Bir cennettir Zonguldak.

Ama bu cenneti, cehenneme çeviren az sayıda insan -öyle diyoruz- var bu şehirde.

Güç, bu kişilerin eline geçince, şehrin tüm dengesini bozuyorlar.

Şehrin ekonomisini ele geçirince; siyasetini, ticaretini, ahlakını, huzurunu, bürokrasisini de bozuyorlar.

Doğayı tahrip ediyorlar, denizi kirletiyorlar, havayı kirletiyorlar, insanı kirletiyorlar.

Hiç mi güzel insan yok bu şehirde?

Elbette var...

Hepsi kötü mü bu kömür üreticilerinin?

Elbette hayır...

Mesela, bir Alaattin Kurnaz var.

İşletme sahiplerinin hepsi mi kötü?

Elbette hayır...

Mesela, bir Murat Uzun var.

Bu memlekete yatırım yapması için kendisine tahsis edilen arsayı bir süre sonra satın alan Çanakcı Ailesi var.

Ereğli'de Erdemir'in yolunda ilerleyen Akın Tatoğlu var.

Bugün Türkiye'nin en önemli markalarından biri olan Zeki Yurtbay var.
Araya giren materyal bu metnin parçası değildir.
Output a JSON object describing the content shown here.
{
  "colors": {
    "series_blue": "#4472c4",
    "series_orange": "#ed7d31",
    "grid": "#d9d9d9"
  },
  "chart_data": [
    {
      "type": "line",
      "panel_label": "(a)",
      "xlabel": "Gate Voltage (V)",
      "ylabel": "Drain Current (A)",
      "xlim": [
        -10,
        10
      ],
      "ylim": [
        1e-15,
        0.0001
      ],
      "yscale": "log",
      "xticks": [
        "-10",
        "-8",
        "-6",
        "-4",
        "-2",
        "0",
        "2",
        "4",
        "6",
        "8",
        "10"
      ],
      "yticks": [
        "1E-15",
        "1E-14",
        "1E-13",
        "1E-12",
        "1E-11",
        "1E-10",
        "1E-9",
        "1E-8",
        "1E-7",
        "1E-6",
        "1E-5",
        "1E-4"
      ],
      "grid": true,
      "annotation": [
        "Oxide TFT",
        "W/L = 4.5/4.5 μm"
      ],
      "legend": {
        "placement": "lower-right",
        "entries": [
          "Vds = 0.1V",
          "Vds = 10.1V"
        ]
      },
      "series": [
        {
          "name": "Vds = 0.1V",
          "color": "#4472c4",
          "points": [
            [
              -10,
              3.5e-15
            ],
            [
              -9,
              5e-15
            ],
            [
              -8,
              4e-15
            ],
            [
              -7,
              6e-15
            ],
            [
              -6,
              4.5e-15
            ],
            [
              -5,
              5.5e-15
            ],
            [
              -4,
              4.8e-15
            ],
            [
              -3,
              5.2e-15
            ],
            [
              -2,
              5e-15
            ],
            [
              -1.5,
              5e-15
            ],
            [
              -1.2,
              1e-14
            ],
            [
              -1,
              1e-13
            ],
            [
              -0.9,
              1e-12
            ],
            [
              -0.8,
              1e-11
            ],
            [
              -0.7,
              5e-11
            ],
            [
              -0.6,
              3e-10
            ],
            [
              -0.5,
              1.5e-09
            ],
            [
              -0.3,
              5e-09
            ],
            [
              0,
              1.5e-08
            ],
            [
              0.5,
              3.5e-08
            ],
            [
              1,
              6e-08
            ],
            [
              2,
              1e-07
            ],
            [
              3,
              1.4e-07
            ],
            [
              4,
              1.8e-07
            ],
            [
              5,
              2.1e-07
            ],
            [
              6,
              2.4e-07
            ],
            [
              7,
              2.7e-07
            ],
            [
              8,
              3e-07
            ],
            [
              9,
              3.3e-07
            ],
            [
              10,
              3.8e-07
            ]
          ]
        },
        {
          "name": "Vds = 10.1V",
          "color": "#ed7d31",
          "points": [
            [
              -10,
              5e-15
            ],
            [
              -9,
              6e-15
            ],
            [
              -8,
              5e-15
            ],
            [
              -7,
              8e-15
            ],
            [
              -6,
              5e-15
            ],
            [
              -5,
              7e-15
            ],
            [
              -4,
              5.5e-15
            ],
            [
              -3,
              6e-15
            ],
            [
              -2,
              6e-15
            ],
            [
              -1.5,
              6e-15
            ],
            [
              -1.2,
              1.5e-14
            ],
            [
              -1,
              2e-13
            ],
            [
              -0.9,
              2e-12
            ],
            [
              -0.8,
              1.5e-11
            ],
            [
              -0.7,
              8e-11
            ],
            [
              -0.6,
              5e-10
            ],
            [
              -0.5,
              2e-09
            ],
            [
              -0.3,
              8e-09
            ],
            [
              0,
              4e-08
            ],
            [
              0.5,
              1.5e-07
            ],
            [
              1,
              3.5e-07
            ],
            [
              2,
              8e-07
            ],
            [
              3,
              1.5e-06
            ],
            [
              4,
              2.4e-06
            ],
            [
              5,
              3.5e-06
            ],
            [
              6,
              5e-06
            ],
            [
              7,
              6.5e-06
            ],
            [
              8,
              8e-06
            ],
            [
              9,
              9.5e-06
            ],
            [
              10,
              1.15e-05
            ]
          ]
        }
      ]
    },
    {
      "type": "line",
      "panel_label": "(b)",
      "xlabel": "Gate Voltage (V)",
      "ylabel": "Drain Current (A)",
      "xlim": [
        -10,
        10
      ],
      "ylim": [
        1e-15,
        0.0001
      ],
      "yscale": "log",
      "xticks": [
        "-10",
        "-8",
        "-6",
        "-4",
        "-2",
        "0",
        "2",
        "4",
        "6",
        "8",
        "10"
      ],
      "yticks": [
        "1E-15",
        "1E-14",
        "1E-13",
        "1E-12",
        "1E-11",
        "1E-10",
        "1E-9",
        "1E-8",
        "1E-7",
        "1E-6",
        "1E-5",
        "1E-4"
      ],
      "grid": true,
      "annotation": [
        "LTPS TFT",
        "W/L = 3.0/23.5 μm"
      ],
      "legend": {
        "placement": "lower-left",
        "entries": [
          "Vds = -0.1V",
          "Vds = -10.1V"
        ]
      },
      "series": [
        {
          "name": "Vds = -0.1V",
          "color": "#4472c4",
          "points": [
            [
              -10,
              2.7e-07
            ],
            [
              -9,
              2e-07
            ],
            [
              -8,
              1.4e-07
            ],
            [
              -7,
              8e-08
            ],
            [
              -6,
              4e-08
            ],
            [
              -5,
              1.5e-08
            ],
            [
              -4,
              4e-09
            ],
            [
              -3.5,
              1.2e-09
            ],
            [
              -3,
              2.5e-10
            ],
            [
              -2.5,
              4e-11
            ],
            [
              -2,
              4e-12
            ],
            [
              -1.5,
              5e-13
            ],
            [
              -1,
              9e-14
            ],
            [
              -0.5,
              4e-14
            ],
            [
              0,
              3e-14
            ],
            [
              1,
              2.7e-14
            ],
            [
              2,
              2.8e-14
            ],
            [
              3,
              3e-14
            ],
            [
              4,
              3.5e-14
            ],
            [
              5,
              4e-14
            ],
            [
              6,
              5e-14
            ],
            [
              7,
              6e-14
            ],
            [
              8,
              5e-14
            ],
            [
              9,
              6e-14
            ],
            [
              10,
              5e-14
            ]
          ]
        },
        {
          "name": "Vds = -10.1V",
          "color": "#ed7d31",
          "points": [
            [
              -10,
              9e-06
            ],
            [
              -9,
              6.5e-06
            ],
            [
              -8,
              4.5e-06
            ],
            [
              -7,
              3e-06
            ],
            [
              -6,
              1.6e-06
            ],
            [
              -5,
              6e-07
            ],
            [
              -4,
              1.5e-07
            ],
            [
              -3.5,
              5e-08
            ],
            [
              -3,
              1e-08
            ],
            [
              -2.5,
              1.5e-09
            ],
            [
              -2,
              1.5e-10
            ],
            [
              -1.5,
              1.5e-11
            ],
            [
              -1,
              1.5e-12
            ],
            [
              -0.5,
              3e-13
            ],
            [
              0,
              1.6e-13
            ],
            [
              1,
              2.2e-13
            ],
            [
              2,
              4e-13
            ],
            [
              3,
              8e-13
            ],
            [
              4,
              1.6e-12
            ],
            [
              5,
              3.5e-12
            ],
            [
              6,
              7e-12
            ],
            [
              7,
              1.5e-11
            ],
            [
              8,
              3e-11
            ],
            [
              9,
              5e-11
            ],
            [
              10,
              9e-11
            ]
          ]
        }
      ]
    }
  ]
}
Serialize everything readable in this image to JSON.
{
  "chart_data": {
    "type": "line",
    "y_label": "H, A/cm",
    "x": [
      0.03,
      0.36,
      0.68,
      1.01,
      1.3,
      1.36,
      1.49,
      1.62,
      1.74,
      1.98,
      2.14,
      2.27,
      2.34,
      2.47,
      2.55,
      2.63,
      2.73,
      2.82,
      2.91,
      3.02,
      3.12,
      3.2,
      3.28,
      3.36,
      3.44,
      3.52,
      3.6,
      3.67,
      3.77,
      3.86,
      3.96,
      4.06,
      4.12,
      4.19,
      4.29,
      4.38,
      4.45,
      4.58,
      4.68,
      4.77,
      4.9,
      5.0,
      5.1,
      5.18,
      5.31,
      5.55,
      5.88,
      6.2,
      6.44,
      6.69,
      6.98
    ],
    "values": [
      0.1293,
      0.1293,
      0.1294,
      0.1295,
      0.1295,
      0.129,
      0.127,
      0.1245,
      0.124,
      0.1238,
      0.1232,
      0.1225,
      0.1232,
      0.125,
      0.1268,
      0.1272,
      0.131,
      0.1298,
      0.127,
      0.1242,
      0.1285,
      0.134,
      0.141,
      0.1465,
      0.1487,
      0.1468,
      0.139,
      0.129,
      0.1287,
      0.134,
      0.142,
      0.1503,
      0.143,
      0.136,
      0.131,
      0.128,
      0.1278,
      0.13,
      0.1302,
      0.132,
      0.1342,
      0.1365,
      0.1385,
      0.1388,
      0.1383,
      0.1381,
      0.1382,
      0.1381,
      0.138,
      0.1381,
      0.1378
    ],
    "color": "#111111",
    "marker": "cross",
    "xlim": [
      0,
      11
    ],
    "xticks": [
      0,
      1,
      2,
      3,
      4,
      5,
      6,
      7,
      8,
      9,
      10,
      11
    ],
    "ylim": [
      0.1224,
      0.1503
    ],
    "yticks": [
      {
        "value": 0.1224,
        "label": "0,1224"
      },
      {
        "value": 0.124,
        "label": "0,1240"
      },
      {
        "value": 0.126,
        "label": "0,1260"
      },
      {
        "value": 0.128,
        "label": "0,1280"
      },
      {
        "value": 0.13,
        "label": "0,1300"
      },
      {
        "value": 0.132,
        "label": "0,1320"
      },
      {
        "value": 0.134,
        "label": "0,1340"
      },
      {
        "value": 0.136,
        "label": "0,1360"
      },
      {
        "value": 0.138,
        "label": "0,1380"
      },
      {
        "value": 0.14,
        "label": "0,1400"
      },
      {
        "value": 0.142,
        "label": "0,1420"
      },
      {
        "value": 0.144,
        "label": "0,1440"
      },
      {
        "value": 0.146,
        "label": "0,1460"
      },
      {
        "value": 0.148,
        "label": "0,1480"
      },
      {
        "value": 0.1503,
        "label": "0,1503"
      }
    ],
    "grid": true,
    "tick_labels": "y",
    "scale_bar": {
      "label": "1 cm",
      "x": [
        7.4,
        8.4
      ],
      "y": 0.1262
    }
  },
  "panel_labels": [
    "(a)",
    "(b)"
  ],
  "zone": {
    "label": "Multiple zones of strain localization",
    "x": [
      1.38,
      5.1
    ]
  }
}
Bu örnekleri çoğalttığımız sürece; kenti büyütebilir, huzuru artırabiliriz.

Devletten çalıp, hazine arazisi işgal edip, iş yapan, para kazanan, siyaseti ve bürokrasiyi yöneten kişilerin bir süre sonra tökezlediklerini görüyoruz.

Devlet, bu tip art niyetli kişilere "istihdam yaratıyor" düşüncesiyle yol verse de, gün geliyor, "dur" diyor.

İşini düzgün yapanlara ise; hem Allah, "yürü ya kulum" diyor, hem de devlet...

Zonguldak, Zonguldak'ı sevenlerle büyür.

Sevenlerle değil!

Zonguldak'ı; ahlaksızlığa, hırsızlığa, yolsuzluğa kurban etmeyelim.

Yer altı kaynaklarıyla, yer üstü zenginlikleriyle, vatanına-milletine bağlı insanıyla Zonguldak'ı yoksulluğa kurban etmeyelim.

Bu güzelim coğrafyayı yeteneksiz yöneticilerin elinde kurban etmeyelim.

Herkesin Kurban Bayramı'nı en içten dileklerimle kutluyorum.

OrganizMALar...

Pusula, yayın hayatına başladığı günden bu yana Zonguldak siyaseti yapmıştır.

Başarılı da olmuştur.

Bugün Pusula'nın bir haberine, beş gazetede birden yanıt veriliyorsa, bir yorumuna manşetten açıklama geliyorsa, hedefe ulaşılmıştır.

Ancak son dönemde yer altından hareket çekmeye çalışan bazı organizMALar türedi.

"Bazen insan, bazen yaratık olan organizMALara hangi ismi koysak?" diye düşünüyoruz.

Önerisi olan yazsın.

Ama "veled-i zina", "Şahinaz'ın çocuğu", "genelev artığı" gibi öneriler getirmeyin!

Daha yaratıcı olun.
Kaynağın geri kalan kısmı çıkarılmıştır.